Quirky news via Jezebel this afternoon. Australian Denise Litchfield is street artist. Only she isn’t using spray paint, she’s using—wait for it—yarn. According to the Sydney Morning Herald, Litchfield is part of a growing global movement of guerilla knitters, who stitch their work onto public property. Her goal is to knit cozies for fire hydrants.
“It redefines street art and is also a reference to graffiti,” she said. “It’s absurd and feminine and fun.” Maybe so, but I bet it’s also really, really gross after it rains.

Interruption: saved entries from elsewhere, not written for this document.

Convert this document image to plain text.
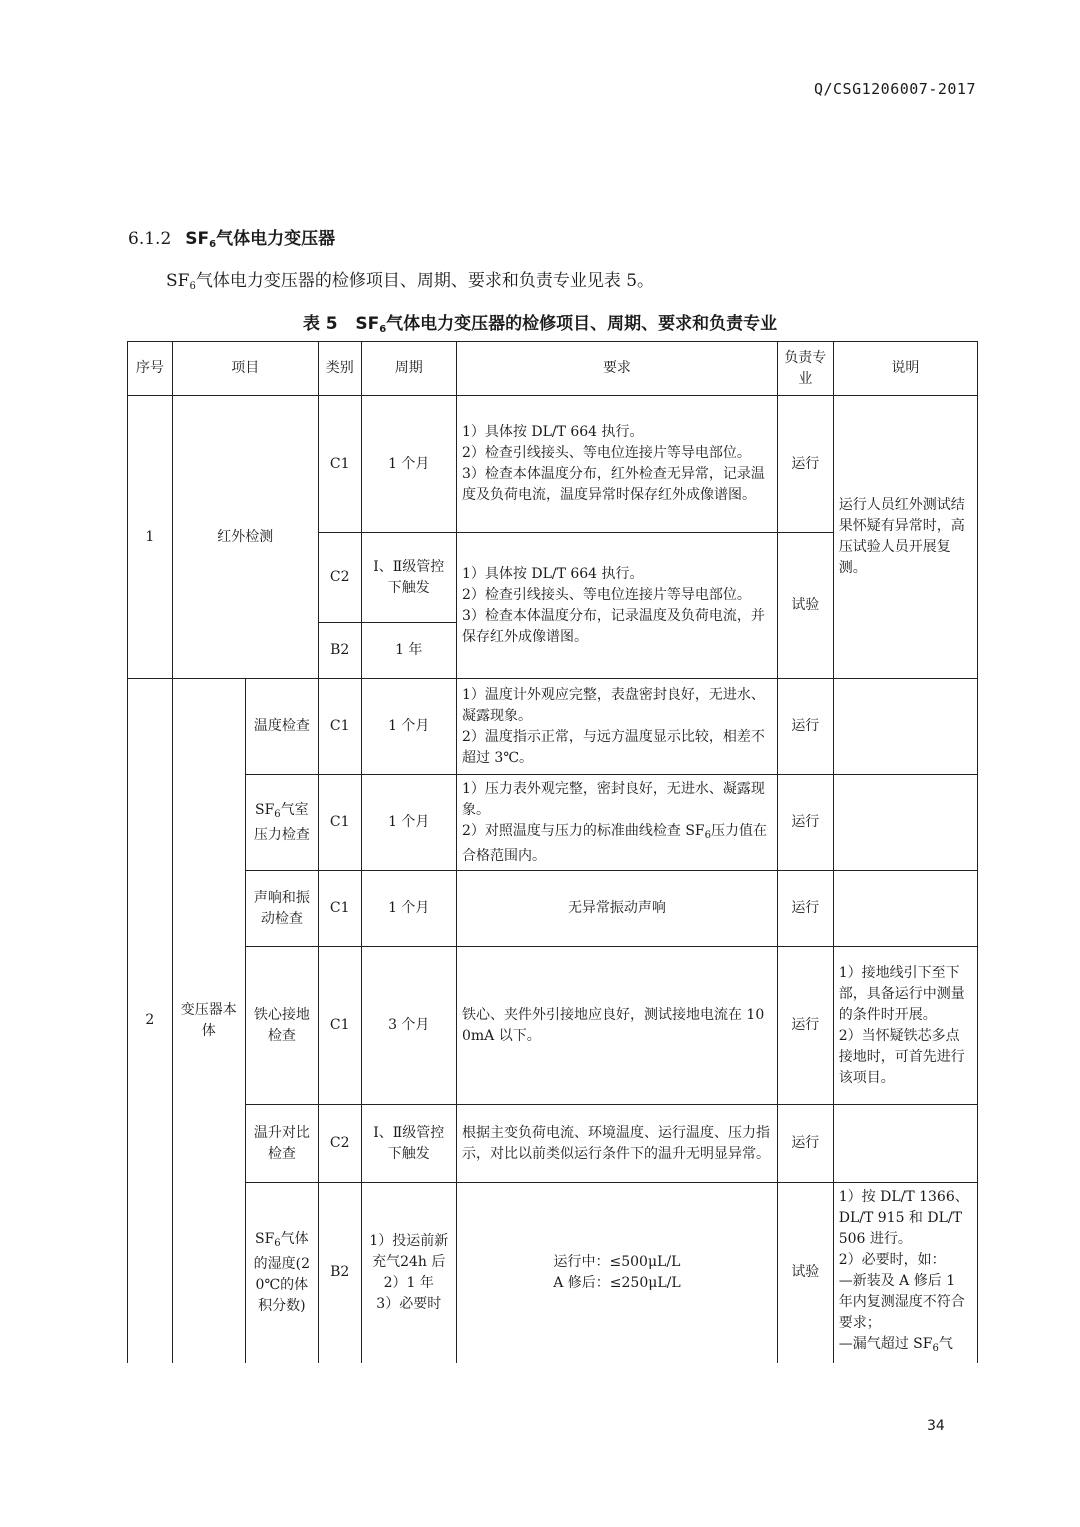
Q/CSG1206007-2017
6.1.2 $SF_6$气体电力变压器
$SF_6$气体电力变压器的检修项目、周期、要求和负责专业见表 5。
表 5 $SF_6$气体电力变压器的检修项目、周期、要求和负责专业
序号	项目		类别	周期	要求	负责专业	说明
1	红外检测		C1	1 个月	1）具体按 DL/T 664 执行。
2）检查引线接头、等电位连接片等导电部位。
3）检查本体温度分布，红外检查无异常，记录温度及负荷电流，温度异常时保存红外成像谱图。	运行	运行人员红外测试结果怀疑有异常时，高压试验人员开展复测。
			C2	Ⅰ、Ⅱ级管控下触发	1）具体按 DL/T 664 执行。
2）检查引线接头、等电位连接片等导电部位。
3）检查本体温度分布，记录温度及负荷电流，并保存红外成像谱图。	试验	
			B2	1 年			
2	变压器本体	温度检查	C1	1 个月	1）温度计外观应完整，表盘密封良好，无进水、凝露现象。
2）温度指示正常，与远方温度显示比较，相差不超过 3℃。	运行	
		$SF_6$气室压力检查	C1	1 个月	1）压力表外观完整，密封良好，无进水、凝露现象。
2）对照温度与压力的标准曲线检查 $SF_6$压力值在合格范围内。	运行	
		声响和振动检查	C1	1 个月	无异常振动声响	运行	
		铁心接地检查	C1	3 个月	铁心、夹件外引接地应良好，测试接地电流在 100mA 以下。	运行	1）接地线引下至下部，具备运行中测量的条件时开展。
2）当怀疑铁芯多点接地时，可首先进行该项目。

		温升对比检查	C2	Ⅰ、Ⅱ级管控下触发	根据主变负荷电流、环境温度、运行温度、压力指示，对比以前类似运行条件下的温升无明显异常。	运行	
		$SF_6$气体的湿度(20℃的体积分数)	B2	1）投运前新充气24h 后
2）1 年
3）必要时	运行中：≤500μL/L
A 修后：≤250μL/L	试验	1）按 DL/T 1366、DL/T 915 和 DL/T 506 进行。
2）必要时，如：
—新装及 A 修后 1 年内复测湿度不符合要求；
—漏气超过 $SF_6$气
34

Let’s take a moment to discuss the term “guerilla knitters.” The word “guerilla” is defined by my dictionary widget as “a member of a small, independent group taking part in irregular fighting.” Who are the guerilla knitters fighting against? The Sydney Morning Herald interviewed Emily Howes, an expert from University of Technology, Sydney, and author of a Ph .D. thesis on “indie craft.” She claims that guerilla knitters “see craft as a subversive and politically motivated act—a way of jolting people out of their comfortable reverie.”
Because, really, a fire hydrant wearing a sweater is what’s going to wake me up and make me start caring about global economics and poverty and homelessness.
PW and Guardian readers will recall former Philly Weekly A&E editor Steven Wells’ hatred for knitting and the shit-tons of criticism he received from Philly knitters. They’ve proven to be a strong (and outspoken) community.
So what we wanna know: Are there guerilla knitters in Philadelphia? And if so, are they plotting against Steven Wells as we speak?